Clothe yourselves with compassion, kindness, humility, gentleness and patience.
Bear with each other.
Forgive as the Lord forgave you.
And above all -- put on love. Love which binds us all together in perfect unity.
Let the peace of Christ rule in your hearts, because in Christ, we are a new Creation. In Christ, we are each members of one body.
Back in that hospital room, I listened for something deeper.
I noticed his body—weathered by age, disease, and poverty.
I noticed what was unspoken. Underneath the frustration, I heard his disempowerment. Underneath the anger, I heard his fear.
And as I listened, I began to take hold of the truth that in this moment, he was not a threat to me or anyone else. My fear was my brain trying to protect me, thank you, brain. But I was in fact safe… And that sitting before was a man who needed compassion. And in this moment, I could extend that to him.
As he paused his tirade to take a breath, I gently but firmly interrupted him. I told him we did not agree on this issue. I had my suspicions that trans people were not the real reason this man had sought spiritual care. There had to be something more going on. So after a short back and forth, I redirected the conversation.
I asked him, “So what is going on with you? You requested a chaplain, and you just happened to get me. We happen not to agree on this issue. But I am here for you. So, tell me, what prompted you to request a visit from a chaplain today?”
As our conversation progressed, he eventually told me about the loss of his mother, his unresolved grief, his financial struggles, the deferred doctor's visits that had landed him in the hospital, his fear that God wasn’t listening.
Our meeting ended in prayer. Our hands clasped together. Tears and laughter marked our final moments together.
As I was making my exit, he stopped me and told me that he was grateful I had been willing to talk to him about our disagreements. He said, people didn’t talk to him like that very often. That my words might make him think differently.

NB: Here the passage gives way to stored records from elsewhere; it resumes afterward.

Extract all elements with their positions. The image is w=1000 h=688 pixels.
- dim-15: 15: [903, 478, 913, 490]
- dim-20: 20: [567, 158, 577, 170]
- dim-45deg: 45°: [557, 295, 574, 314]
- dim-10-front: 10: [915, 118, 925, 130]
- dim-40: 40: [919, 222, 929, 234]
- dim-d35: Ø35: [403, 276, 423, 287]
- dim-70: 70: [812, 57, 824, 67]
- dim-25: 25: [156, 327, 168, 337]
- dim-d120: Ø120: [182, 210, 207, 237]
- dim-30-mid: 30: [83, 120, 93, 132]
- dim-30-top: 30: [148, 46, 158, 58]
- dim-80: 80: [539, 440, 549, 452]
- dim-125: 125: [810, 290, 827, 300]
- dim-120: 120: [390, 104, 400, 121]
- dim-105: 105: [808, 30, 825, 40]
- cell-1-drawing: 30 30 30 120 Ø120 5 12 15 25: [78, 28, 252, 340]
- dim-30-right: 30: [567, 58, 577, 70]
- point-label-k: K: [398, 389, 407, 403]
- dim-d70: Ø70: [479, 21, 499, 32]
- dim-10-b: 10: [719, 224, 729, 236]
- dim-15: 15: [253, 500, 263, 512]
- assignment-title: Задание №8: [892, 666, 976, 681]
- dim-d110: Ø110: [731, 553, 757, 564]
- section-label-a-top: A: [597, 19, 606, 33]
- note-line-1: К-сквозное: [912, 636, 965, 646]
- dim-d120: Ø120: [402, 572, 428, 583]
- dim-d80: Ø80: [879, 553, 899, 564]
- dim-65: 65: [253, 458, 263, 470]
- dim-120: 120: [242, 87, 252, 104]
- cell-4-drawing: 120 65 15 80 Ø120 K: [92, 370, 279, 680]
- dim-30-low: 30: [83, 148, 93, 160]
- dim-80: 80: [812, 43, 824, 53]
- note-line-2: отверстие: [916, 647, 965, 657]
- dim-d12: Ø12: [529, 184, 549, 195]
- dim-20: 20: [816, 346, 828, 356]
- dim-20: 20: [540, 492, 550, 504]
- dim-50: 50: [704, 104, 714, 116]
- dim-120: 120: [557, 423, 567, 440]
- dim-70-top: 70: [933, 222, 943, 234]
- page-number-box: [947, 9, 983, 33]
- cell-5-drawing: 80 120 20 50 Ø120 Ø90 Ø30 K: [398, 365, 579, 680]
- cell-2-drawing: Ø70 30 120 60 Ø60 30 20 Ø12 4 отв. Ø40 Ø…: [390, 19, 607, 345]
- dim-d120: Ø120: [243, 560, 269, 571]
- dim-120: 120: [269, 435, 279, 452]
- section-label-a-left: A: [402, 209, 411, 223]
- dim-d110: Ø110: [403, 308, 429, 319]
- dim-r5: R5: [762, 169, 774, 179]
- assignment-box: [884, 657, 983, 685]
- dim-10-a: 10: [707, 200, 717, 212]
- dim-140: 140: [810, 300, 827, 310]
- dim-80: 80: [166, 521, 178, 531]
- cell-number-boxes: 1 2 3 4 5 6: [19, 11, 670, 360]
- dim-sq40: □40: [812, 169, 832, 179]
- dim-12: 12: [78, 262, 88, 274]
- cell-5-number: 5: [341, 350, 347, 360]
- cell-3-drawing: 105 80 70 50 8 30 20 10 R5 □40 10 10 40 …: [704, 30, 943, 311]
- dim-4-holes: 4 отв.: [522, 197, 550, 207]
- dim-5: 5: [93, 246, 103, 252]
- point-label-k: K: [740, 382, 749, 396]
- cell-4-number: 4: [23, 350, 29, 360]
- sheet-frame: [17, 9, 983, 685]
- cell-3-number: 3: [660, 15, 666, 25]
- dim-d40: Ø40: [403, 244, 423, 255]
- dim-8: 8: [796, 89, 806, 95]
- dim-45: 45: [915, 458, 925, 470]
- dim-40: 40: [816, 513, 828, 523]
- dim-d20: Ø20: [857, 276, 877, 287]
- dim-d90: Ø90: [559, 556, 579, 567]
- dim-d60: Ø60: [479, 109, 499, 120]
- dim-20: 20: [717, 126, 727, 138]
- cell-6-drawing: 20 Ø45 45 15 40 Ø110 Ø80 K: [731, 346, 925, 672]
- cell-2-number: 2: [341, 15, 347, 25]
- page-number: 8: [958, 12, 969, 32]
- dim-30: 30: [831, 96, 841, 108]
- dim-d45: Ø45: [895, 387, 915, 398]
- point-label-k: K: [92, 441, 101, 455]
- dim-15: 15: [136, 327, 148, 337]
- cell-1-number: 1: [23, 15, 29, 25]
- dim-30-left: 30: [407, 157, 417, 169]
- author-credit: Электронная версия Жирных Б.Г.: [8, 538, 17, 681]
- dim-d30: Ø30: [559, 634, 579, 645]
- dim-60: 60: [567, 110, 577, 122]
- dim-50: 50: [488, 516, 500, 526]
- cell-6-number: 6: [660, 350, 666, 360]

I don’t know if that made him stop fearing things he did not understand, cultural changes he felt left out of, or the people who challenged his understanding of the world, but I have faith that our conversation redirected his trajectory in some small way.
I have faith, because I know that conversation redirected the course of my own life.
History reveals many instances of human beings seeking unity through uniformity. As Hanna Reichel has recently written, the Nazis often spoke of the “collective body of the people," idealizing unity in organic, biological, racialized images and portraying any threat to that unity as “parasites” or “diseases” of the body. In opposition to Nazi ideology, the ecumenical movement, including the Confessing Church, insisted that real community was not natural but supernatural.
As one prominent ecumenical movement leader wrote, “Jesus Christ is the One who is Savior of all humankind, the Lord of Lords, in whom all things hold together.” So, regardless of our cultural, political, and even theological differences--we are part of “one fellowship which transcends all frontiers.”
Unity is, therefore, both a gift and an obligation for the church of Jesus Christ. God’s Spirit works to bind us to one another, and yet simultaneously, we must earnestly live into this reality.
My encounter in that hospital room reminds me daily of the gift and task of our unity in Jesus Christ.
For it is God’s gift of Grace which drew together a fearful and hurting man, and a fearful and hurting chaplain, in a hospital room—and wrapped them in compassion and gentleness, patience, and mercy. And it was God’s Love which bound us together, as Colossians says, in “the perfect bond of unity.” In that holy space, fear loosened its grip, and we witnessed one another not as strangers, but as members of one body. As Christ alive in one another.
Thanks be to God!
Preached by Rev. Delaney Piper at the September 2025 Meeting of the Presbytery of Wyoming. Shepherd of the Hills Presbyterian Church, Casper, WY. 9.26.25.